La semaine dernière, un jeune m’arrive tout en désarroi. Il s’était fait rouler. Un escroc venait de lui soutirer une forte somme d’argent. Déjà peu fortuné, le jeune se demandait comment il pourra joindre les deux bouts durant les prochaines semaines. Au delà du manque d’argent, mon ami était surtout en colère parce qu’il s’était fait avoir. Il avait étalé sa grande naïveté. Profonde humiliation!
— Que vont penser mes amis quand ils vont apprendre la chose? Ils vont sûrement rire de moi. Et ils auront raison!
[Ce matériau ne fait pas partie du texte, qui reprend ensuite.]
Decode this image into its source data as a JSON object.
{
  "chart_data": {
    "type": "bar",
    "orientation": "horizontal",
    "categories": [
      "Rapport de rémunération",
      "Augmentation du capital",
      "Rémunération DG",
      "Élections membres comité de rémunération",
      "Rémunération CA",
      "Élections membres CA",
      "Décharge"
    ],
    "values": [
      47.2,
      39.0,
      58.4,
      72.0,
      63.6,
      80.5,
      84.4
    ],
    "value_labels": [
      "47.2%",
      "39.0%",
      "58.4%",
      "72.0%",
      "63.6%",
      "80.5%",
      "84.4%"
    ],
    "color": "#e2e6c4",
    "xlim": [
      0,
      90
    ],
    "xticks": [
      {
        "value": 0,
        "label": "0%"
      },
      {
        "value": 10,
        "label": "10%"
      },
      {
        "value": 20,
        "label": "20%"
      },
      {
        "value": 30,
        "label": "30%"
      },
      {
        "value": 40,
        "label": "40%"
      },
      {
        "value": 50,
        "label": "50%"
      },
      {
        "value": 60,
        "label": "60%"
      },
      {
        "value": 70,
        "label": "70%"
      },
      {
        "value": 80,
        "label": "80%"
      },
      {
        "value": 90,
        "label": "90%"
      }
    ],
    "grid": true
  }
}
— Alors, s’ils ont raison, que je lui dit, pourquoi ne pas en faire autant?
Et tous les deux, nous nous mettons à rire pendant une bonne grosse minute. Après tout, la situation était assez sérieuse pour mériter qu’on s’en moque. Bien sûr, manquer d’argent, c’est plutôt embarrassant. Devoir se priver durant les prochains jours, il n’y a rien dans une telle situation pour se réjouir. En toute logique, il fallait regretter que l’incident soit arrivé, faire le deuil de la perte d’argent, et surtout s’inquiéter de l’avenir qui s’annonçait tristounet.
Mon ami a choisi l’humour. Certains diront que c’est la solution de l’autruche: ne pas vouloir regarder ce qui se passe, fuir en s’enfouissant la tête dans le terreau de la rigolade. D’autres penseront que c’est manquer de sérieux et prendre le tragique à la légère. Peut-être. Mais l’humour n’est pas toujours une fuite ni un manque de responsabilité.
L’humour ne donne pas toujours les solutions que nous cherchons. Il a cependant l’avantage de relâcher les chaînes de l’affolement ou de la détresse. Il souffle un peu d’air quand nous avons l’impression d’étouffer. Il détend et il peut le faire suffisamment pour que nous puissions nous donner une certaine objectivité au delà des émotions et des frustrations. Il crée une distance. Le regard peut alors embrasser plus large, voir l’ensemble de la situation.
Se prendre trop au sérieux, souvent cela ne fait pas sérieux du tout! Au contraire, les choses ne deviennent sérieuses que lorsque nous ne nous prenons pas au sérieux. Jean XXIII, qui savait rigoler sur sa propre personne, disait: «Après tout, je ne suis que le pape!»
Saint Thomas d’Aquin, le sérieux théologien qu’on ne pourra jamais accuser de parler à la légère, à la non moins sérieuse époque que fut le Moyen Âge, saint Thomas d’Aquin, dis-je, considérait comme des pécheurs «ceux qui refusent la joie, ne disent jamais de drôleries et rebutent ceux qui en disent parce qu’ils n’acceptent pas les jeux modérés des autres. Il faut les considérer comme vicieux et les juger pénibles et mal élevés.» Et vlan! le pavé dans la mare de la morosité et du pessimisme.
Il peut arriver que l’humour verse dans la vulgarité. Malgré les écarts, l’humour reste cependant une affaire très sérieuse, indispensable pour notre hygiène mentale et notre équilibre de vie. Des américains, éditeurs de bandes dessinées, écrivaient dernièrement: l’humour est «indispensable pour que l’amour ne devienne pas une passion destructrice, la foi ne se transforme pas en dogme écrasant, l’espérance ne dérive pas en idéologie».
Comment ne pas sourire quand le bédéiste Sempé affirme: «Dieu a le sens de l’humour. Ce sont simplement les occasions de sourire qui lui manquent.»